Das genügt! Fünf hübsche und weniger hübsche Zitate zum Thema Frau (und Mann) am Berg aus 90 Jahren Alpinismusgeschichte. Denn nun kommt ein Buch heraus, das diese ganz besondere Geschichte ganz besonders gut aufrollt, beleuchtet, hinterfragt, wiedergibt und teilweise überhaupt erst entdeckt. Das Buch heisst: „Erste am Seil. Pionierinnen in Fels und Eis. Wenn Frauen in den Bergen ihren eigenen Weg gehen“. Verfasst haben das neue Standardwerk zur Geschichte des Frauenalpinismus, ja zur Geschichte des Bergsteigens überhaupt, die beiden Journalistinnen und Alpinistinnen Caroline Fink und Karin Steinbach – eine starke Seilschaft in Fels und Firn, Papier und Tinte. In 26 lebhaften Portraits von Frauen aus aller Welt sowie mit Hintergrundtexten dokumentiert das in dreijähriger Arbeit entstandene Buch die Geschichte des Frauenbergsteigens von den Anfängen im 19. Jahrhundert bis zu den Höhenbergsteigerinnen und Spitzenkletterinnen von heute. Spannend, fundiert, einfühlsam, pointiert, stark bebildert. Einfach obenuse, wie man im Berndeutschen sagt.

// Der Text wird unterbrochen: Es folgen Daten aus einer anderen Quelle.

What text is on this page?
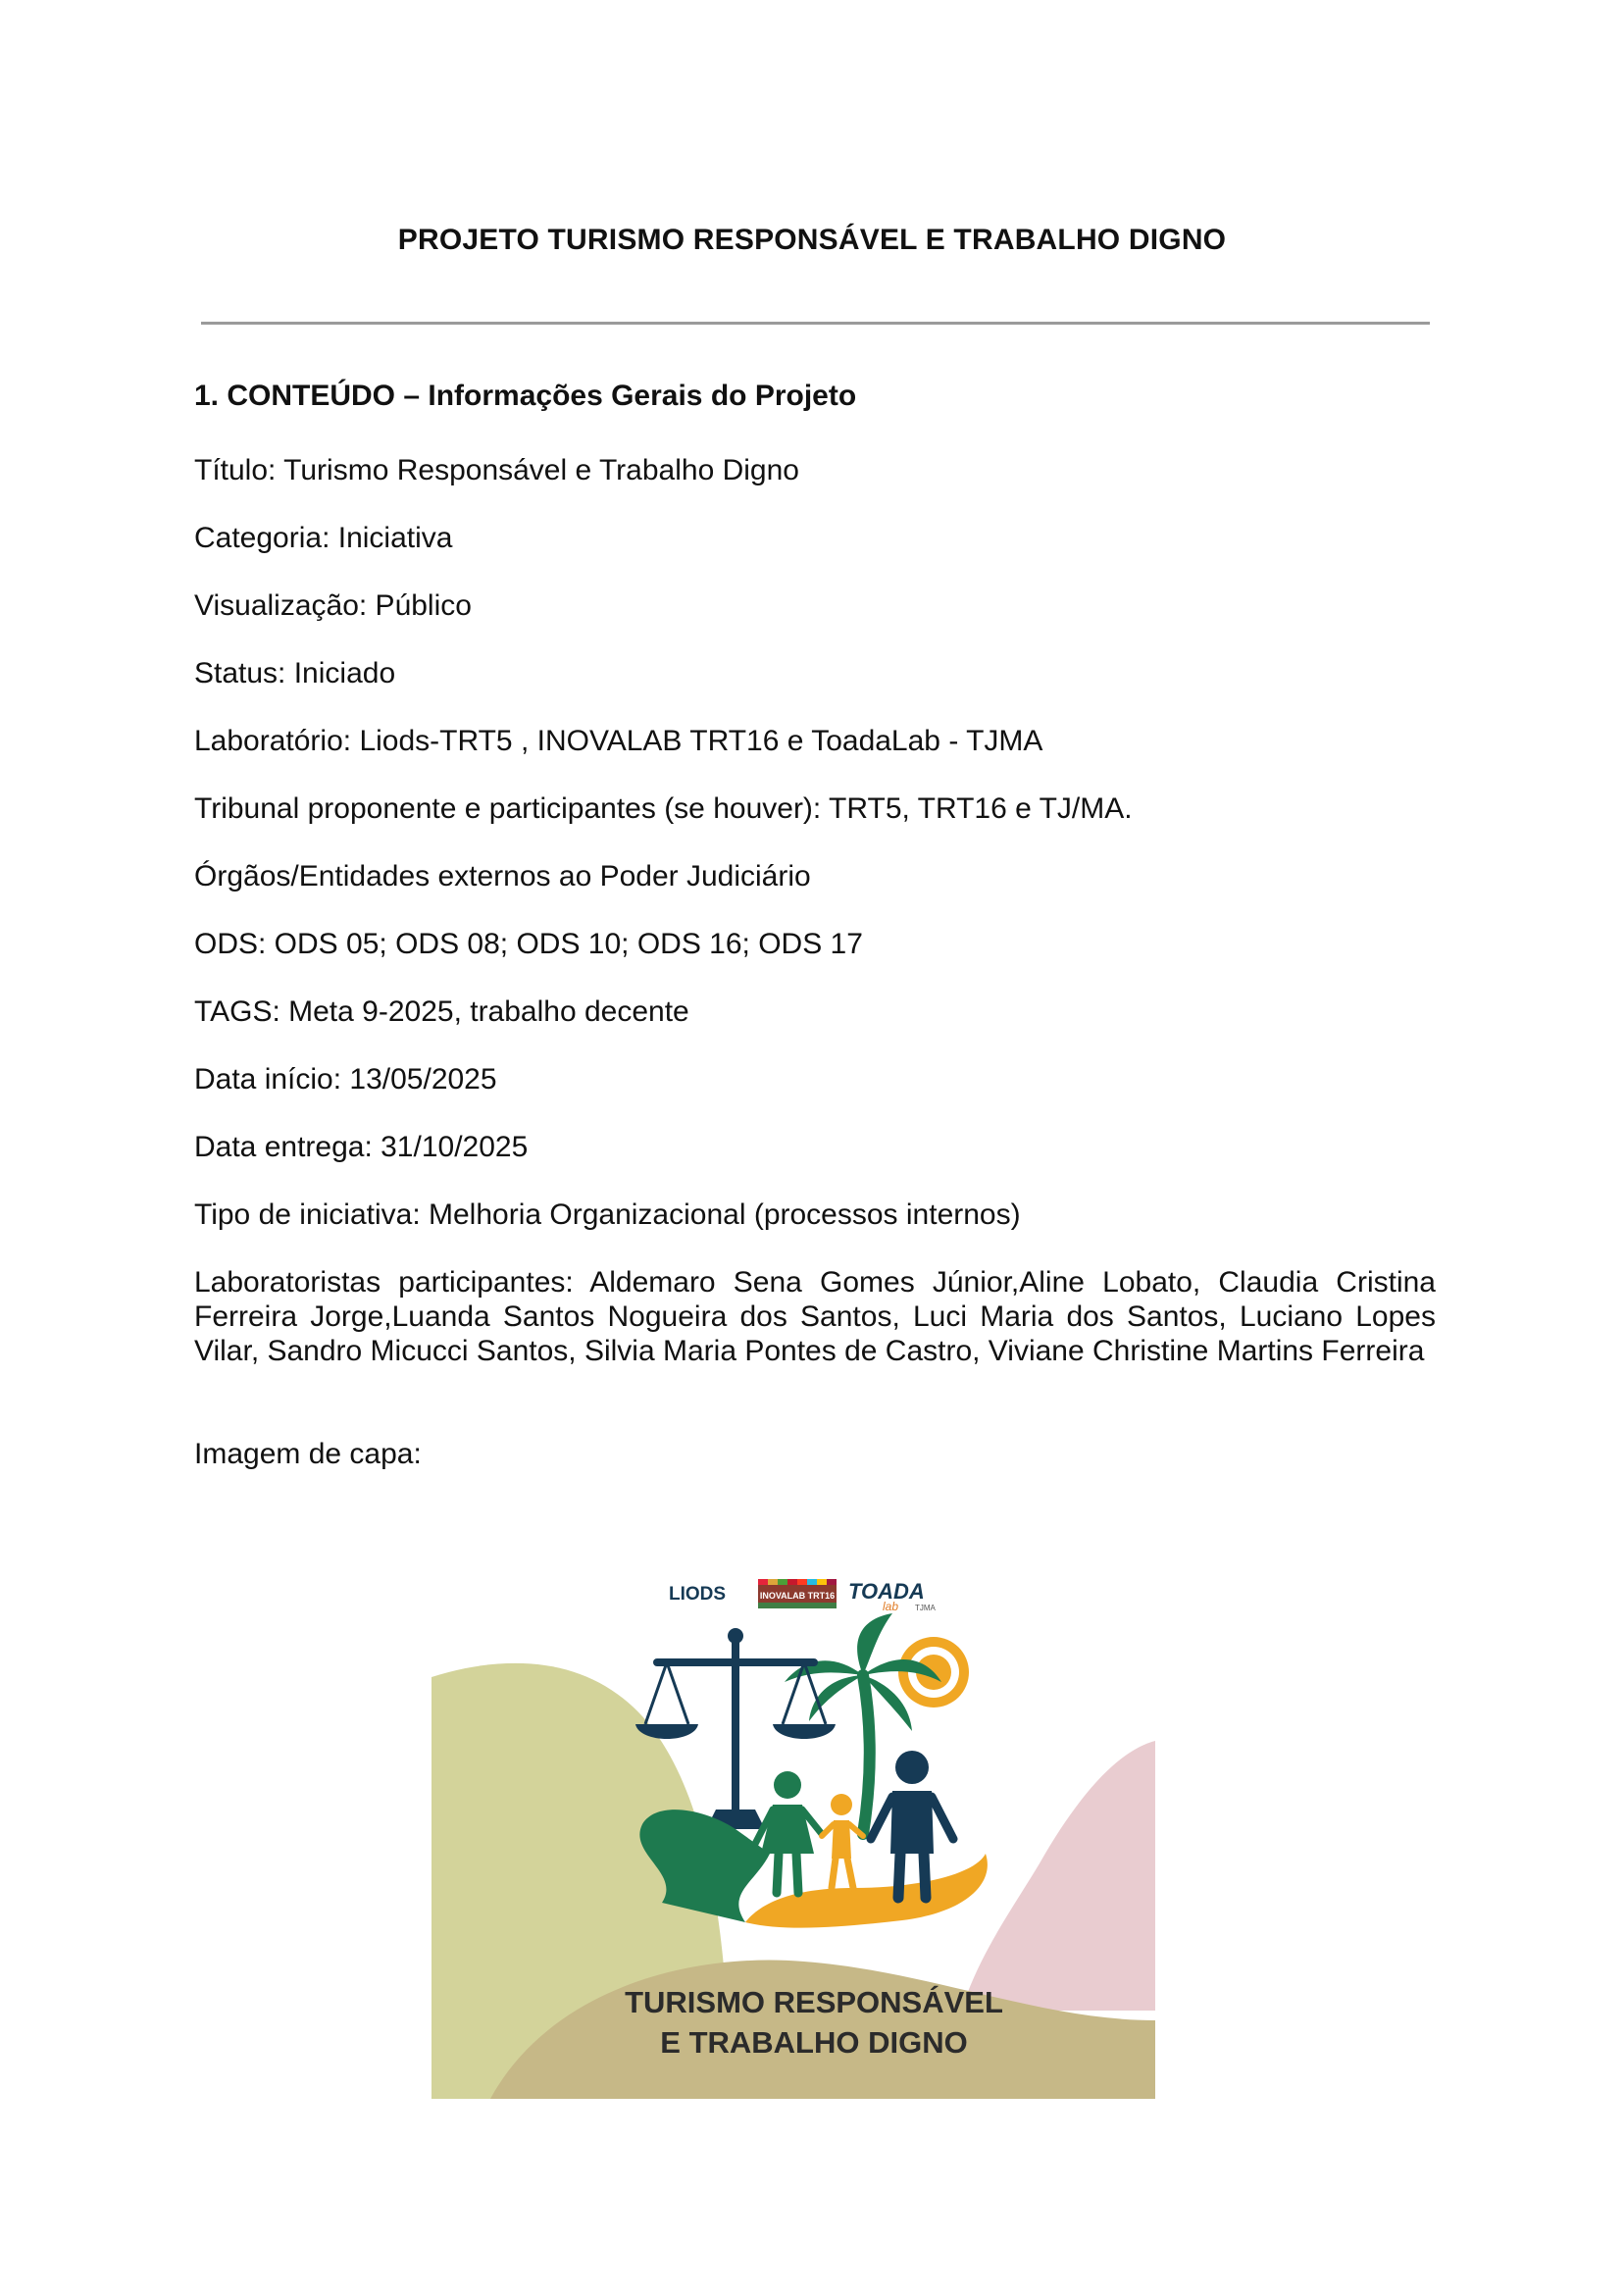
PROJETO TURISMO RESPONSÁVEL E TRABALHO DIGNO
1. CONTEÚDO – Informações Gerais do Projeto
Título: Turismo Responsável e Trabalho Digno
Categoria: Iniciativa
Visualização: Público
Status: Iniciado
Laboratório: Liods-TRT5 , INOVALAB TRT16 e ToadaLab - TJMA
Tribunal proponente e participantes (se houver): TRT5, TRT16 e TJ/MA.
Órgãos/Entidades externos ao Poder Judiciário
ODS: ODS 05; ODS 08; ODS 10; ODS 16; ODS 17
TAGS: Meta 9-2025, trabalho decente
Data início: 13/05/2025
Data entrega: 31/10/2025
Tipo de iniciativa: Melhoria Organizacional (processos internos)
Laboratoristas participantes: Aldemaro Sena Gomes Júnior,Aline Lobato, Claudia Cristina Ferreira Jorge,Luanda Santos Nogueira dos Santos, Luci Maria dos Santos, Luciano Lopes Vilar, Sandro Micucci Santos, Silvia Maria Pontes de Castro, Viviane Christine Martins Ferreira
Imagem de capa:
LIODS	INOVALAB TRT16 TOADA
lab TJMA
TURISMO RESPONSÁVEL
E TRABALHO DIGNO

Edmund, Othmar und Willy: Packt das Seil ein, steigt ins Tal ab und überlässt die Seillängen Elizabeth & Loulou, Caroline & Karin.
Caroline Fink, Karin Steinbach: Erste am Seil. Pionierinnen in Fels und Eis. Wenn Frauen in den Bergen ihren eigenen Weg gehen. Tyrolia-Verlag, Innsbruck 2013, Fr. 39.-
Buchpräsentationen:
Innsbruck: 18. September, 19 Uhr, Alpenvereinsmuseum; Gespräch mit Lisi Steurer, Berg- und Skiführerin, und Helma Schimke, Pionierin des Frauenbergsteigens.
München: 19. September, 19.30 Uhr, Alpines Museum; Gespräch mit der Sportklettererin und Wissenschaftlerin Andrea Eisenhut und mit Lisi Steurer.
Zermatt: 4. Oktober, 19.30 Uhr, Matterhorn Museum; audiovisuelle Stationen von Schauspielerin Regula Imboden und Caroline Fink sowie ein Gespräch, moderiert von Radiomann Michael Ganz.
Davos: 16. Oktober, Apéro ab 18.30, Präsentation 19.00 Uhr, Salewa-Shop; audiovisuelle Präsentation und Gespräch über das Buch.
Grindelwald: 18. Oktober, Apéro ab 18.30, Präsentation 19.00 Uhr, Salewa-Shop; audiovisuelle Präsentation und Gespräch über das Buch, als Gast dabei ist Spitzenkletterin Barbara Büschlen.